Je n’ai pas représenté le béton de propreté mais ce dernier peut s’imaginer sous le gros béton.
Dimensionnement des semelles de fondations
Les semelles de fondations sont généralement dimensionnées de manière empirique, pour les maisons individuelles de plain pied ou d’un étage seulement.
C’est le maçon qui définit leur taille (largeur et profondeur). Généralement la dimension d’un godet.
En revanche, pour les ouvrages plus complexes, plus lourds et plus volumineux, le dimensionnement de ces dernières passe systématiquement par un bureau d’étude : Les fameux BET (Bureau d’Etude Technique).
Une fondation est soumise à plusieurs critères pour évaluer sa dimension :
- Nature des sols (portance)
- Dimensions de l’ouvrage (type de bâtiment, poids, etc.)
- Zone géographique (hors gel et risque sismique)
C’est le document NF DTU 13.1 qui règlemente les travaux de fondations en France. Ce dernier a été finalisé pour application en Aout 2019. C’est donc très récent.
Définition des semelles sur le site Wikipédia.
Ci-dessus : Fondations fraichement coulées avec attentes de chainages. Crédit photo : S.USTUN
La règle de calcul fondamentale pour dimensionner une fondation est la « descente de charge », soumise aux Eurocodes. Je vous invite à lire mon article sur le sujet :
Comprendre la notion de descente de charge.
Nature des sols en présence
Pour dimensionner les fondations, il est nécessaire de connaitre préalablement la nature des sols pour en définir : La portance.
- Sol très portant (avec en tête, la roche évidemment)
- Sol moyennement portant (sols courants, mixtes, sablonneux, etc.)
- Sol à risque (présence d’argile, proximité d’un cours d’eau, etc.)
Cet extrait (ci-dessus) est intéressant car il met en avant un concept peu utilisé en France : Les fondations en bèches. Je reviendrai sur ce sujet dans un article dédié, car j’ai eu l’occasion de réaliser un immeuble sur des fondations de ce type.
Poursuivons.
Une mauvaise nature des sols et un mauvais dimensionnement peuvent impacter irrémédiablement la construction.
Les graves problèmes de retrait et gonflement des argiles en sont la preuve. Ces dernières années, le nombre de cas a été multiplié par un facteur dix. Ne négligez pas cette étape.
Selon cette donnée technique, déterminée par une étude de sol, il sera alors possible de définir la largeur nécessaire à la création des semelles mais également la profondeur des fondations.

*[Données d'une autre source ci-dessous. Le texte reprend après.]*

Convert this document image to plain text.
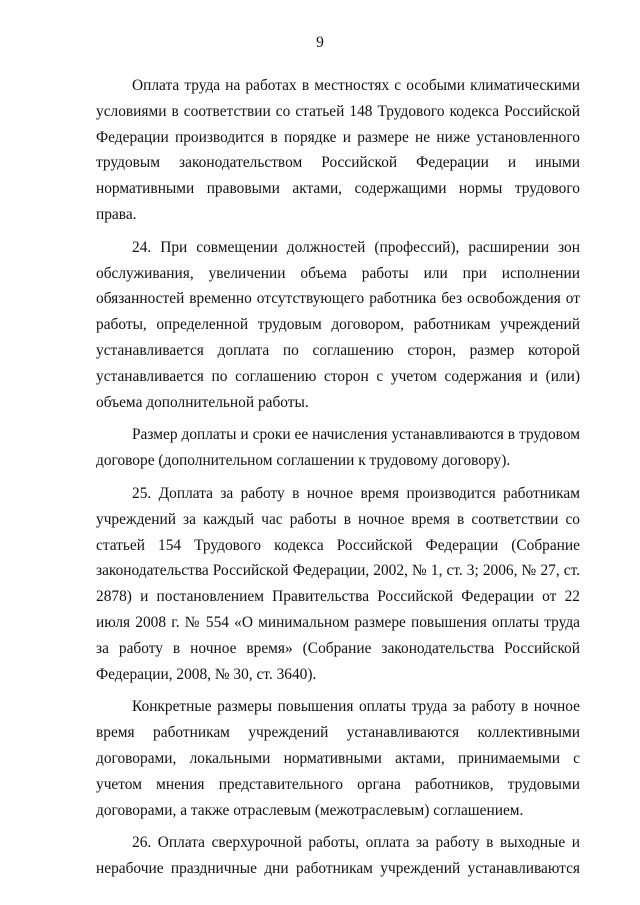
9

Оплата труда на работах в местностях с особыми климатическими условиями в соответствии со статьей 148 Трудового кодекса Российской Федерации производится в порядке и размере не ниже установленного трудовым законодательством Российской Федерации и иными нормативными правовыми актами, содержащими нормы трудового права.

24. При совмещении должностей (профессий), расширении зон обслуживания, увеличении объема работы или при исполнении обязанностей временно отсутствующего работника без освобождения от работы, определенной трудовым договором, работникам учреждений устанавливается доплата по соглашению сторон, размер которой устанавливается по соглашению сторон с учетом содержания и (или) объема дополнительной работы.

Размер доплаты и сроки ее начисления устанавливаются в трудовом договоре (дополнительном соглашении к трудовому договору).

25. Доплата за работу в ночное время производится работникам учреждений за каждый час работы в ночное время в соответствии со статьей 154 Трудового кодекса Российской Федерации (Собрание законодательства Российской Федерации, 2002, № 1, ст. 3; 2006, № 27, ст. 2878) и постановлением Правительства Российской Федерации от 22 июля 2008 г. № 554 «О минимальном размере повышения оплаты труда за работу в ночное время» (Собрание законодательства Российской Федерации, 2008, № 30, ст. 3640).

Конкретные размеры повышения оплаты труда за работу в ночное время работникам учреждений устанавливаются коллективными договорами, локальными нормативными актами, принимаемыми с учетом мнения представительного органа работников, трудовыми договорами, а также отраслевым (межотраслевым) соглашением.

26. Оплата сверхурочной работы, оплата за работу в выходные и нерабочие праздничные дни работникам учреждений устанавливаются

Les semelles les plus courantes sont les « semelles filantes », en opposition aux semelles isolées ou pieux.
- Semelles filantes / Fondations superficielles (très courantes)
- Pieux / Dans le cas de terrains très instables ou difficilement praticables
- Semelles isolées / Comme pour le cas précédent ou en support de dénivellation
Profondeur des semelles de fondations : Le hors gel
La profondeur des fondations est une donnée importante, tout autant que les autres critères de dimensionnement.
Cette profondeur est calculée sur la base de l’altitude du lieu de construction ainsi que sur une règle de calcul établie par les ingénieurs. C’est le nu inférieur de la semelle qui importe.
En d’autres termes, c’est la profondeur à laquelle elle repose : Le fond de fouille.
Il existe des manières empiriques de définir la profondeur hors gel, en posant simplement la question aux différents négoces de votre lieu d’habitation. C’est bête, mais ça marche.
Pour les plus curieux, sachez que la profondeur pour atteindre le hors gel se calcule également sur la base d’une carte des régions et d’une note de calcul.
H = H0 + [(A-150/4000)]
Ci-dessus : Carte pour le calcul des profondeurs hors gel en France / Source : Fédération Française du Bâtiment
Encore une fois, si le cas de figure se présente, vous pouvez simplement questionner les professionnels du secteur géographique dont il s’agit. Ces derniers connaissent parfaitement la profondeur hors gel de leurs régions respectives.
Réalisation des fouilles pour couler les semelles de fondations
5 étapes simples à réaliser :
- Implantation de la construction à l’aide chaises pour tracer les fondations
- Décaissement des terres à l’aide d’une pelle mécanique
- Nettoyage des fonds de fouilles et coulage d’un béton de propreté
- Positionnement et chainage des semelles en acier faisant l’armature de la fondation, positionnement des attentes
- Coulage du béton
La réalisation des fouilles est une étape relativement simple.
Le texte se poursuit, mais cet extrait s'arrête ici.